What the new World Bank President should do on REDD
Earlier this week, the World Bank’s Executive Directors chose a new president. For the 12th time in its history, the World Bank will have a US citizen as its president. No surprises there, then.
But the choice of Jim Yong Kim could bring some surprises at the World Bank. Mark Weisbrot of the Center for Economic and Policy Research told BBC News that, “There’s just no comparison between him and any of the prior World Bank presidents.”
“The others were political insiders. They spent most of their lives getting rich or becoming politically powerful, or worse. Kim, by contrast, has spent most of his life trying to improve the lives of poor people.”
In 1987, Kim co-founded Partners in Health, a non-profit organisation that provides health care to poor communities. In 2000, he co-edited a book titled, “Dying for Growth”. When Kim takes up his new job in July 2012, he will be the first World Bank President to have written something that Noam Chomsky described as “poignant, vivid, and highly informative” and “a thoughtful and compelling call to action”.

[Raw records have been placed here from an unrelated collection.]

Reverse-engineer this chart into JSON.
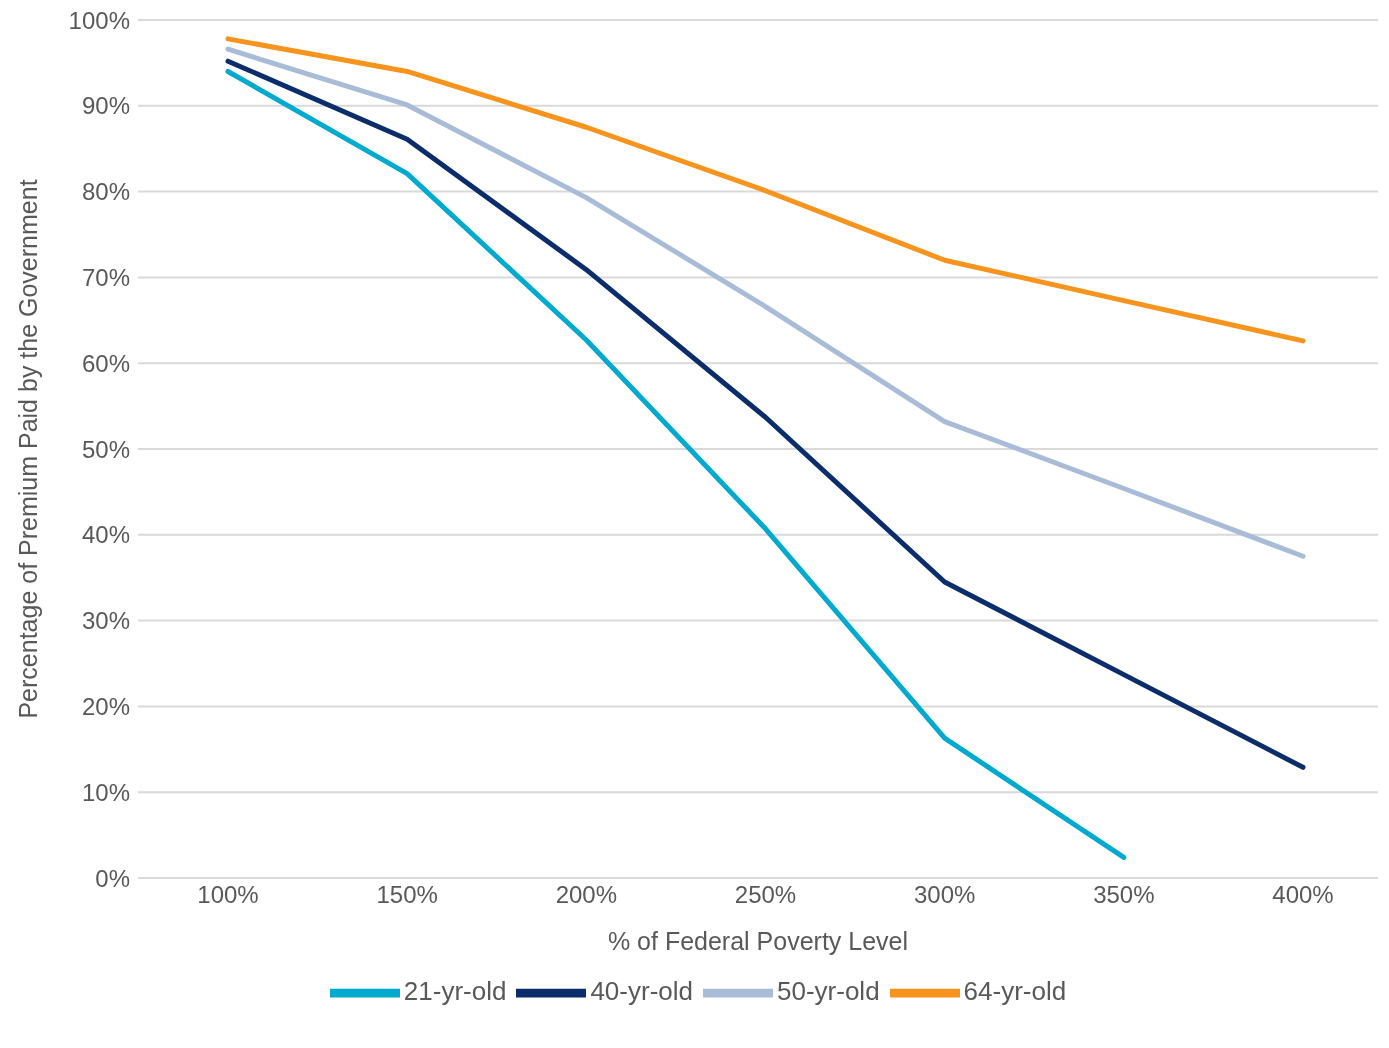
{
  "chart_data": {
    "type": "line",
    "xlabel": "% of Federal Poverty Level",
    "ylabel": "Percentage of Premium Paid by the Government",
    "categories": [
      "100%",
      "150%",
      "200%",
      "250%",
      "300%",
      "350%",
      "400%"
    ],
    "series": [
      {
        "name": "21-yr-old",
        "color": "#00a9ce",
        "values": [
          94.0,
          82.1,
          62.7,
          40.7,
          16.3,
          2.4,
          null
        ]
      },
      {
        "name": "40-yr-old",
        "color": "#0b2d6b",
        "values": [
          95.2,
          86.1,
          70.9,
          53.7,
          34.5,
          23.7,
          12.9
        ]
      },
      {
        "name": "50-yr-old",
        "color": "#a8bcd8",
        "values": [
          96.6,
          90.1,
          79.3,
          66.6,
          53.2,
          45.4,
          37.5
        ]
      },
      {
        "name": "64-yr-old",
        "color": "#f7941d",
        "values": [
          97.8,
          94.0,
          87.5,
          80.1,
          72.0,
          67.3,
          62.6
        ]
      }
    ],
    "ylim": [
      0,
      100
    ],
    "yticks": [
      {
        "value": 0,
        "label": "0%"
      },
      {
        "value": 10,
        "label": "10%"
      },
      {
        "value": 20,
        "label": "20%"
      },
      {
        "value": 30,
        "label": "30%"
      },
      {
        "value": 40,
        "label": "40%"
      },
      {
        "value": 50,
        "label": "50%"
      },
      {
        "value": 60,
        "label": "60%"
      },
      {
        "value": 70,
        "label": "70%"
      },
      {
        "value": 80,
        "label": "80%"
      },
      {
        "value": 90,
        "label": "90%"
      },
      {
        "value": 100,
        "label": "100%"
      }
    ],
    "grid": "y",
    "legend": "bottom",
    "marker": "none",
    "line_style": "solid"
  }
}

Jim Yong Kim has said that he will “seek a new alignment of the World Bank Group” to prioritise “evidence-based solutions over ideology”. In an interview with the BBC, he said that the World Bank “has to think about how it can engage in problems such as climate change”. The first test of whether Kim is serious about this will be whether he signs off on a World Bank loan for a huge coal-fired power plant in Kosovo.
Then, there’s the Bank’s role in REDD.
Kim is currently President of Dartmouth College. He could do worse than read the analysis produced in December 2010 by the Climate Justice Research Project at Dartmouth College. It’s a top ten list of what’s wrong with REDD, particularly the market-based variety.
The World Bank’s REDD programme is currently based on ideology over evidence-based solutions. It’s based on REDD as a carbon trading mechanism. The World Bank employs 200 staff working on carbon markets.
As REDD-Monitor has explained repeatedly, carbon offsets do not reduce emissions, they just move them from one place to another. Offsets are also inequitable since the reduction in emissions is counted where the carbon credits are bought, not where they are sold. If Indonesia succeeds in reducing deforestation but finances this through REDD credits, the reduction will not count against the 41% reduction against business as usual that President Susilo Bambang Yudhoyono has promised. If it did, the reduction would be double counted.
So here’s a suggestion for Jim Yong Kim when he takes up his new job in July 2012. Suspend the Forest Carbon Partnership Facility, and instigate a thorough review of all the Bank’s REDD activities, to ensure that Kim’s new organisation’s promotion of REDD is not going to make matters worse for the world’s poor, as his previous organisation suggested it might.
But if Kim plans to retreat from his previously stated anti-neoliberal position (and there are already signs that he may well do so), a better suggestion comes from Patrick Bond. Rather than legitimising a destructive institution, he should tender his resignation immediately.